Sat, 8:36pm: Merde. Ghana scored.
Sat, 9:32pm: U! S! A! U! S! A! Looking good!
Sat, 9:45pm: Wow! What a game!
Sat, 10:03pm: Merde. Ghana scored.
Sat, 10:10pm: Wow! What a game!
Sat, 10:30pm: Merde. Ghana won.
Sun, 1am: Drunk, tired, get yourself home. Get yourself to bed.
Sun, 9am: I love the weekends.
Sun, 11:30am: Incredible! Exhilaration! I love this city! I love summer! I love the Velibs! I could bike all day long!
Sun, 12:30: Incredible! Exhilaration! I love this city! I love summer! I love the farmer’s markets! Cherries and nectarines and peonies and rotisserie chicken! Gimme, gimme!
Sun, 2pm: I love the weekends.
Sun, 3pm: So. Tired. Must. Nap.
Sun, 4pm: So. Groggy. But must. Write.
Sun, 5pm: Angst. Writer’s angst.
Sun, 6pm: Lovely. The sun is out. I have eaten well. Summer is here.
Sun, 9pm: Yay. A couple more hours of writing, done. A reward to myself: Crazy Hearts download from iTunes.
Sun, 11pm: That was more depressing than I bargained for. Sigh. Not exactly the high note I was looking to end the weekend on.
Sun, 11:10pm: NO.
NO, NO, NO. Omigod, no! My fucking cap did not just fall out!?
Sun, 11:11pm: Mom, can you pick up the phone?!
Sun, 11:15pm: Why did this happen to me? Why am I living 3600 miles from home?? Why am I alone?? Wtf am I doing?
Sun, 11:20pm: Thank god for good moms. Thank god for my mom.
Sun, 11:25pm: How am I going to find a freakin’ dentist?
Sun, 11:30pm: It’s okay. I will be able to stop crying soon.
Sun, 11:32pm: Wtf am I doing?? Why am I living so far from home?
Sun, 11:40pm: Thank god for friends. Thank god for Mel.
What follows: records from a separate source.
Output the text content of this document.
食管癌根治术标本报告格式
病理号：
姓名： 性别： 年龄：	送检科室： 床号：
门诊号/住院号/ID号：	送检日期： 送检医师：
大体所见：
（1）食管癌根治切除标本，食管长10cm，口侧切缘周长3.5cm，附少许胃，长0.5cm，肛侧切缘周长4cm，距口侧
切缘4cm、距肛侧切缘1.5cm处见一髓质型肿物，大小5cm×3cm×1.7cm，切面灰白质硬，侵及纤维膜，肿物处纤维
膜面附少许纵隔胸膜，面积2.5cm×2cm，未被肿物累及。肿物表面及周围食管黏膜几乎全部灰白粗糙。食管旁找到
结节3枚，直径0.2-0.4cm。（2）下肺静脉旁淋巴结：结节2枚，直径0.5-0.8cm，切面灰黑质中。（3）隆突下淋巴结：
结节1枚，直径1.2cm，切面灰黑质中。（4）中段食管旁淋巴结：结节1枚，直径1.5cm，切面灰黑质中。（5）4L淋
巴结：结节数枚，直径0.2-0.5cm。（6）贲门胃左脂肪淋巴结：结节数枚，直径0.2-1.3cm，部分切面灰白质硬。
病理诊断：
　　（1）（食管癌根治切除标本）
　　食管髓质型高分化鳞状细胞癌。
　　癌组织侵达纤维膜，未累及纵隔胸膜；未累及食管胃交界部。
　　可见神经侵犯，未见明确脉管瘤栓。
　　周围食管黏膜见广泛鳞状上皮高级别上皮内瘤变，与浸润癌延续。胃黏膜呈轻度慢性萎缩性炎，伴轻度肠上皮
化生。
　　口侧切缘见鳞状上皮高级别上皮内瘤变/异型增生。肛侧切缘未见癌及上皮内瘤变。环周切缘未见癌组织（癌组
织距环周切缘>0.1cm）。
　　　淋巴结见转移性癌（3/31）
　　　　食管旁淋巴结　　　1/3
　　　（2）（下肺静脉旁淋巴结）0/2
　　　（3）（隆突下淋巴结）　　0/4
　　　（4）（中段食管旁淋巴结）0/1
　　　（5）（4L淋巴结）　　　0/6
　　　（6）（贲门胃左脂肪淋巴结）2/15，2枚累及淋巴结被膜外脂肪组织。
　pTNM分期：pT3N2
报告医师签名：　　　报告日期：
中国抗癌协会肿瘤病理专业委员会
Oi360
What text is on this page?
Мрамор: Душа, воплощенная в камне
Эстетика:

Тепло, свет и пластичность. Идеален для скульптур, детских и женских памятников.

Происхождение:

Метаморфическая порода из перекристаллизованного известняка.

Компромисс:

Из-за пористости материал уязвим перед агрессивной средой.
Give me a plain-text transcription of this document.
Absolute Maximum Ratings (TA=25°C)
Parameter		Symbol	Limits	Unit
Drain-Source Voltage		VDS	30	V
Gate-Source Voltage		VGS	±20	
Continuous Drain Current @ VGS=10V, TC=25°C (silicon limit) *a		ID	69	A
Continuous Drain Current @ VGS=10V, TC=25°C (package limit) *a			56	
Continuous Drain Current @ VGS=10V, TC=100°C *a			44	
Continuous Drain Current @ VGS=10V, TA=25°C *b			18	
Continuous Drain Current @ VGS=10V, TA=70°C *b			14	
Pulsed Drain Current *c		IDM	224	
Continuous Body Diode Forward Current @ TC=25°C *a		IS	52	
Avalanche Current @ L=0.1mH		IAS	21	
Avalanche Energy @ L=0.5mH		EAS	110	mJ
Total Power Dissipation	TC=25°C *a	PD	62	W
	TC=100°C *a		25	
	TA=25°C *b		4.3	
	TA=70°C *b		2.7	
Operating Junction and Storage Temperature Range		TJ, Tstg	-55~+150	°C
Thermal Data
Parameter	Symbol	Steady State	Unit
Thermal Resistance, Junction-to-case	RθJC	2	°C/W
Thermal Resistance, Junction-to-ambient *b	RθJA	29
Sun, 11:45pm: Immense gratitude.
Sun, 11:55pm: Immense sadness.
Sun, 11:59pm: Immense loneliness.
Mon, 12:10am: It’s okay. I will get through this.
Mon, 12:20am: Wtf am I doing?? Why am I living so far from home?
Mon, 12:30am: Everything will be okay.
Mon, 12:40am: Wtf am I doing?? Why am I living so far from home?
Mon, 1am: I am so freakin’ tired. Why can’t I sleep?
Mon, 7:30am: Merde. It wasn’t a bad dream.
Mon, 8am: Ohmypuffyeyes.
Mon, 8:01am: Ohmyscarymouth.
Mon, 10am: Thank god Mel’s dentist can see me.
Mon; 10:30am: Did someone drug me? Or is this what could be called an emotional hangover?
Mon, 11am: That’s it? A 20-second procedure to fix 12-hours of personal trauma?
Mon, 11:30am: Thank god. I have all my teeth back, firmly in place.
Mon; 11:50am: Seriously, did someone drug me??
Mon, 1pm: Starving.
Mon, 2pm: Anxiety. Is it safe to eat?
Mon, 2:30pm: Relief. It stayed in.
Mon 3pm: Exhausted.
Mon, 4pm: Clarity. The fog is lifting.